膨大な情報が、脳内に流れ込んでくる! 材質、構造、エネルギー源、術式、制御回路……これまで解析してきたどんな対象よりも、複雑で、高密度な情報だ。頭痛がするほどの情報量。
(……すごい。これは、現代の技術とは全く異なる体系で作られている……まるで、異世界のオーバーテクノロジーだ)
表示される情報は、ほとんどが「???」や「解析不能」で埋め尽くされている。リリアがお手上げなのも無理はない。
だが、俺は諦めない。【デバッガー】の真価は、未知のシステムの中からでも、「矛盾」や「欠陥」――すなわちバグ――を見つけ出すことにあるのだから。

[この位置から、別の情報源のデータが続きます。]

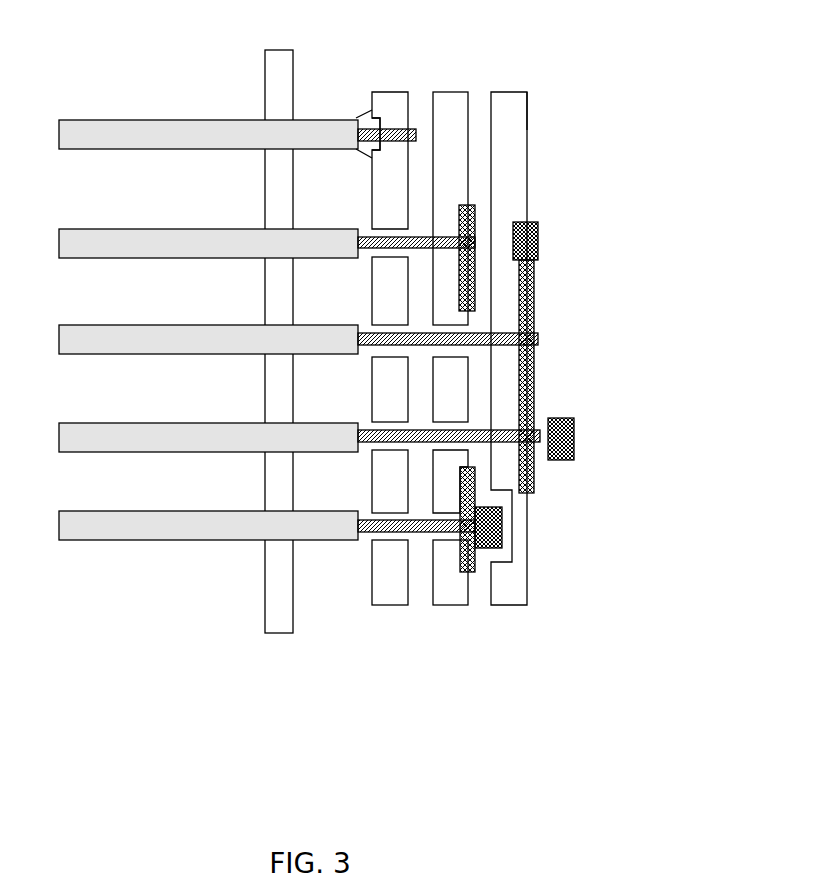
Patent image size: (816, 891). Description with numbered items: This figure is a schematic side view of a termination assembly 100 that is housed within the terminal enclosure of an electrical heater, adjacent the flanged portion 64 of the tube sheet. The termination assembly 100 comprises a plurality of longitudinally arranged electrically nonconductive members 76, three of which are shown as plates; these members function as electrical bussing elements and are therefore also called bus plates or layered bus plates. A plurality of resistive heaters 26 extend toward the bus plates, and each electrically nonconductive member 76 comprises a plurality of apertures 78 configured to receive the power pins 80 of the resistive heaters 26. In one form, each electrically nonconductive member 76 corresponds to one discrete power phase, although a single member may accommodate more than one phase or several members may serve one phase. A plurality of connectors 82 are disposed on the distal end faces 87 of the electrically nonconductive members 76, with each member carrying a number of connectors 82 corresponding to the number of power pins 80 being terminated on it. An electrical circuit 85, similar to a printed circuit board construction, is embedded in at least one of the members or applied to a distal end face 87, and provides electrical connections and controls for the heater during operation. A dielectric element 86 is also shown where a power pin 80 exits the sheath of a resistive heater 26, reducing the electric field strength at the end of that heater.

The resistive heater 26 is at (68, 146).
The flanged portion 64 is at (265, 602).
The electrically nonconductive member 76 is at (393, 92).
The aperture 78 is at (371, 231).
The power pin 80 is at (411, 129).
The connector 82 is at (538, 232).
The electrical circuit 85 is at (472, 205).
The dielectric element 86 is at (366, 119).
The distal end face 87 is at (530, 107).
The termination assembly 100 is at (388, 630).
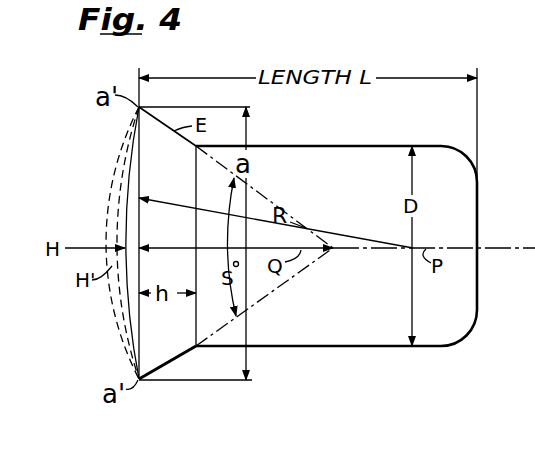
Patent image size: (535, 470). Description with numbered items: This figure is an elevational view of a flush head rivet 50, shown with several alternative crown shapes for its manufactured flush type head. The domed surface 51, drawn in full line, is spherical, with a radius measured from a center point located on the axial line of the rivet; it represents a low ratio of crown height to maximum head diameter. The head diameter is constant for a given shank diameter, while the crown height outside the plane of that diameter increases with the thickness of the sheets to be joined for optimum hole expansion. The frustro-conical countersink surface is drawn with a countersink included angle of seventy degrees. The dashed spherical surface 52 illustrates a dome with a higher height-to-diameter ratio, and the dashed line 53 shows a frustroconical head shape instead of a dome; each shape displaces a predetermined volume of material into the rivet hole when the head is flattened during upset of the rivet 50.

集中力をさらに高め、不規則な魔力の流れ、構造の僅かな歪み、術式の論理的な破綻を探していく。
そして――
(……あった! ここだ!)
俺は、匣の一箇所、特定の模様が交差する部分に、極めて微細な「エラー」を発見した。
『……バグ検出:1件
内容:【エネルギー制御回路の接触不良による間欠的ショート】
詳細:内部のエネルギー制御回路の一部に、経年劣化または製造時の欠陥による接触不良が存在する。これが原因で、魔力供給が不安定になり、間欠的なショート(短絡)が発生。結果として、匣全体の機能が停止、あるいは誤作動(不安定な発光など)を引き起こしている。
影響:本来の機能発現不可、魔力効率の大幅低下。
備考:接触不良箇所に、外部から精密な物理的衝撃、または特定の周波数の魔力パルスを与えることで、一時的に回路が正常に接続され、本来の機能が回復する可能性がある。ただし、根本的な解決には分解修理が必要。』
「……分かりました」
俺は、顔を上げてリリアに告げた。
「え? 何が?」リリアは、きょとんとした顔をしている。
「この匣が動かない原因。そして、一時的に動かす方法も」
俺は、自信を持って言い切った。
リリアの大きな丸眼鏡の奥の瞳が、信じられないものを見るかのように、さらに大きく見開かれた。
「……うそ!? 本当に!? どうやって!?」
天才技師の少女が、初めて見せる驚愕の表情。
それは、俺と彼女の、異質な才能が出会った瞬間だった。